La Banque du Canada a aussi un rôle appréciable à jouer pour aider notre économie à s'adapter aux changements économiques. La politique monétaire axée sur un taux d'inflation bas, stable et prévisible qu'elle met en oeuvre aide les entreprises canadiennes à décoder plus clairement les signaux transmis par les prix, à réagir plus rapidement aux variations des prix relatifs, et à allouer plus efficacement les ressources de production.

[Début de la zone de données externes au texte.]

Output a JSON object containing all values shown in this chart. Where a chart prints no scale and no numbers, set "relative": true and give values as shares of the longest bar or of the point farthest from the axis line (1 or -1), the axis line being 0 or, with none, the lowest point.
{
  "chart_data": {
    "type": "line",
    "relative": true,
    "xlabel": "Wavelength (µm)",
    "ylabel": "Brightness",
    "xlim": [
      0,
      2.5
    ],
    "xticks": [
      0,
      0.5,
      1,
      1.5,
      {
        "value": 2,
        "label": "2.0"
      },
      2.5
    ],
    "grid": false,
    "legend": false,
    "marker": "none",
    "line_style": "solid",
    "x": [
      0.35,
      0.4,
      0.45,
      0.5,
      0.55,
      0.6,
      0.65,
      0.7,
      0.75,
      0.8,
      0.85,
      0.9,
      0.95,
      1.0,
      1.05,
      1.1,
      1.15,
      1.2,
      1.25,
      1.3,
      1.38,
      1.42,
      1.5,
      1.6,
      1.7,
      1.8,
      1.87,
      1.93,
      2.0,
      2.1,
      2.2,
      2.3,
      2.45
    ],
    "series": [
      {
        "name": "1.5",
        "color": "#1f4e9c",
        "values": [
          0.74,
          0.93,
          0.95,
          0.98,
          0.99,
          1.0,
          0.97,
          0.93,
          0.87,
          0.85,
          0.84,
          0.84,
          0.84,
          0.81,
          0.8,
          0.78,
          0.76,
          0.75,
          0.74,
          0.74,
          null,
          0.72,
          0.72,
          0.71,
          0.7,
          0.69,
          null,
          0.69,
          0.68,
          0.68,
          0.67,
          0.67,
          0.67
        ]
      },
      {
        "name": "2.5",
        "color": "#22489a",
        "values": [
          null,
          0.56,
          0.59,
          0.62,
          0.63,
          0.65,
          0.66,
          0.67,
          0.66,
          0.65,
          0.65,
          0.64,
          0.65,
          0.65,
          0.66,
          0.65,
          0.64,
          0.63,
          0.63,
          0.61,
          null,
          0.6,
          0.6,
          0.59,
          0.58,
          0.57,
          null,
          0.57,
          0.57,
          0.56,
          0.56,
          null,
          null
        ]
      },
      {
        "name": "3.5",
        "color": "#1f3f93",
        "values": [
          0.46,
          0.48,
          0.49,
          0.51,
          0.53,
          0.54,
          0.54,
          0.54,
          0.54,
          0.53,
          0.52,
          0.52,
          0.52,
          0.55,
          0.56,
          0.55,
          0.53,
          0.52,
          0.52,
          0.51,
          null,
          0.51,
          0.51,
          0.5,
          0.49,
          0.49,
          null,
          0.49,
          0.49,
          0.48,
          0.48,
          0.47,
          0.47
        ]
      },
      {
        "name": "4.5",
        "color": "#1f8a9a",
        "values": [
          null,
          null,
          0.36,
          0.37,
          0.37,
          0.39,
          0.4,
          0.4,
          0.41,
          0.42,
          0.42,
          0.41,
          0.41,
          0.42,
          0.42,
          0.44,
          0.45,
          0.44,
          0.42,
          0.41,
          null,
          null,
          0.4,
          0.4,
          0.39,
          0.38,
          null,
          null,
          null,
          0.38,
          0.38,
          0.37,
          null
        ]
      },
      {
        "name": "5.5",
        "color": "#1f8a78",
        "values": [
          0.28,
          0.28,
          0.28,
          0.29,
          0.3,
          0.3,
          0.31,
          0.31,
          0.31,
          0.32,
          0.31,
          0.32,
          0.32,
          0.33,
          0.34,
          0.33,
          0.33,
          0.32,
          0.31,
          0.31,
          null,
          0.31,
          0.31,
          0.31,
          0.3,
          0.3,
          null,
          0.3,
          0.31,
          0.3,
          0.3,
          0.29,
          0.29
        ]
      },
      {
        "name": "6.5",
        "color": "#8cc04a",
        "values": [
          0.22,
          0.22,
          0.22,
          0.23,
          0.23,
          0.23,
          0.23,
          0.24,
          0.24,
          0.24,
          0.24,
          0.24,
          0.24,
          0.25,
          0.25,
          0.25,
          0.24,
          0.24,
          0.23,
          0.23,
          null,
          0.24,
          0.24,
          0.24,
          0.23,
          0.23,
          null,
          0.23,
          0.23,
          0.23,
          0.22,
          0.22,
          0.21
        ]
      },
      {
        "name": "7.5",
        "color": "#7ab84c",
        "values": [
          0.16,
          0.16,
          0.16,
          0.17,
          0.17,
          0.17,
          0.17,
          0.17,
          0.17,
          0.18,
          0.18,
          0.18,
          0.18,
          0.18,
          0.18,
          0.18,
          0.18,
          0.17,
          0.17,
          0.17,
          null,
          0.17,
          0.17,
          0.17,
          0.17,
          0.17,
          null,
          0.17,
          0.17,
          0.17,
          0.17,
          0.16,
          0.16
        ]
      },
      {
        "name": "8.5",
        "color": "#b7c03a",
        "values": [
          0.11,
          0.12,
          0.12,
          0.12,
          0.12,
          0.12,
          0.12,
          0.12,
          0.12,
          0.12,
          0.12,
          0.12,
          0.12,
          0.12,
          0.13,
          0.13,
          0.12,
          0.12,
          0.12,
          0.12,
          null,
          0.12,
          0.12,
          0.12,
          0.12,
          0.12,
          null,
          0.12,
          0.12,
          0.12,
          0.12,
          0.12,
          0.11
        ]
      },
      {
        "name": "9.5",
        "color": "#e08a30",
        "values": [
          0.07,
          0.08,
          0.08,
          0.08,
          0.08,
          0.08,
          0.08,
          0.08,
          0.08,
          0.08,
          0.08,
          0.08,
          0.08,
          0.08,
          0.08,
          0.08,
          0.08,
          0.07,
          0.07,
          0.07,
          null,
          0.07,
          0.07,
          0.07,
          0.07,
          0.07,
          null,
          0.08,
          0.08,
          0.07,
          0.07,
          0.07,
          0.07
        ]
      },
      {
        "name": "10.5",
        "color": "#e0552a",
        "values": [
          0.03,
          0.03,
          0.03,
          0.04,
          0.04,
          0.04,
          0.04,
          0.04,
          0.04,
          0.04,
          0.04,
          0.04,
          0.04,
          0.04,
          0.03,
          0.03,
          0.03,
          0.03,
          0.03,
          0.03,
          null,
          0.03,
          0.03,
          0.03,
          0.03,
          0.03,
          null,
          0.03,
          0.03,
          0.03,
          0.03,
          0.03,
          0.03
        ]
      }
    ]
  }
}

Je dirai pour conclure que le paysage économique ne sera pas moins exempt d'incertitude, de risques et de chocs demain qu'il ne l'a été jusqu'à présent. Nous devons tous contribuer au bien-être économique du Canada et nous avons tous un rôle à jouer pour améliorer notre flexibilité et notre adaptabilité. De cette seule perspective, l'étude de questions relatives aux barrières internes au commerce qui est faite par ce comité est importante et arrive à point nommé.

Merci, Monsieur le Président. John et moi nous ferons maintenant un plaisir de répondre à vos questions et commentaires.